Die Konflikte in Tunesien zwischen der islamistischen Ennadah und den ArbeiterInnen, Gewerkschaftlern, Arbeitslosen und „frustierten Jugendlichen“ spitzen sich weiter zu. Erst vor 10 Tagen war ein Gewerkschaftsführer in Tataouine umgebracht worden. Während offiziell ein Herzinfakt als Todesursache angegeben wurde, zeigen in sozialen Netzwerken veröffentlichte Fotos eine mit zahlreichen Wunden übersäten Leichnam.
Andere Gewerkschaftler aus Tataouine beschuldigen Anhänger von Ennadah, hinter dem Mord zu stecken.
Die Proteste in Gabes, einem Ort mit gut einhunderttausend Einwohnern an der Küste, begannen vor gut einer Woche.
Auslöser war die Einstellung von 50 Technikern und 600 Arbeitern bei dem Chemieunternehmen Tunisian Chemical Group. (TCG). Bei den Einstellungen wurden bevorzugt Einwohner aus dem Geburtsort von Rached Ghannouchi, der Führer der islamistischen Ennadah Partei ist, eingestellt. während Bewerber aus Gabe selbst benachteiligt wurden.
Gabe leidet wie viele Orte in Tunesien unter einer extrem hohen Arbeitslosigkeit, neben dem Tourismus sind Jobs im Industriegebiet der Stadt eine der wenigen Möglichkeiten, Geld zu verdienen.

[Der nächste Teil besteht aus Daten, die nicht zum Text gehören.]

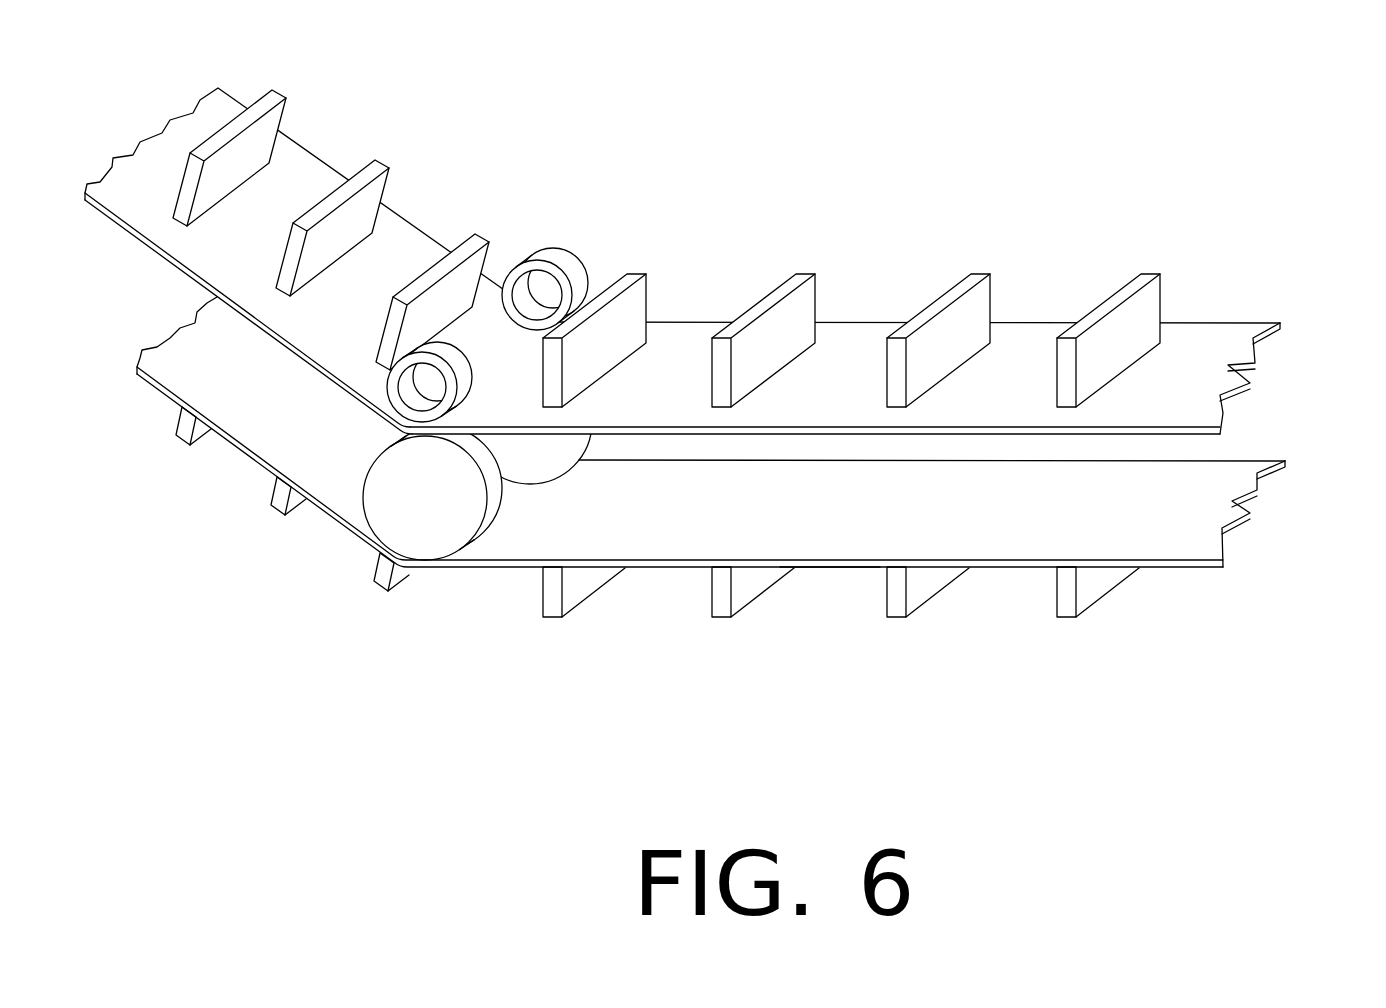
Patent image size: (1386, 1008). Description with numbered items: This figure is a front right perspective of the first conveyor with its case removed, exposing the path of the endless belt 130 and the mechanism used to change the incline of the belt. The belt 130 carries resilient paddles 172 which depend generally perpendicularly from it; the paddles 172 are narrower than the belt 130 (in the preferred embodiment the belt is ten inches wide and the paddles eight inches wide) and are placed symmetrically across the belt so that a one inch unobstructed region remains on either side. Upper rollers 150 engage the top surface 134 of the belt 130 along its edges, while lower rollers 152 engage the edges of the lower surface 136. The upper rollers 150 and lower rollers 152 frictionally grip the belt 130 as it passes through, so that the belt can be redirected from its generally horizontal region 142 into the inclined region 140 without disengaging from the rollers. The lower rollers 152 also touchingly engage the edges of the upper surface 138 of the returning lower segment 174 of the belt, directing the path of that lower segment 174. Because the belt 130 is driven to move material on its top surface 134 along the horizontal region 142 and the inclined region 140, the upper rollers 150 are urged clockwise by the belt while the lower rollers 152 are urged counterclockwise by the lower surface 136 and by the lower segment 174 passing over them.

Beschäftigte in einem Unternehmen wie TCG sind im Vergleich zu anderen, prekären Beschäftigten, was Verdienst, soziale und Gesundheitsleistungen angeht, priviligiert, entsprechend begehrt sind die Jobs.
Gegen die aufgebrachten Demonstranten aus Gabes, die gegen die aus der Ben Ali Ära bestens bekannte Klientelpolitik protestierten, gingen die Bullen von Anfang an massiv vor.
Bei den Bulleneinsätzen wurde u.a. Tränengasgranaten in Wohnhäuser von mutmasslichen Protestlern geworfen.
Daraufhin versuchten Demonstranten, die örtliche Zentrale der Nationalgarde zu stürmen, der Angriff konnte jedoch von den Bullen abgewehrt werden.
Nach drei Tagen militanter Auseinandersetzung wurden die Bulleneinheiten teilweise zurückgezogen und durch eingerückte Militäreinheiten ersetzt, die überall in der Stadt postiert wurden und Bewohner und missliebige Reporter bedrohten.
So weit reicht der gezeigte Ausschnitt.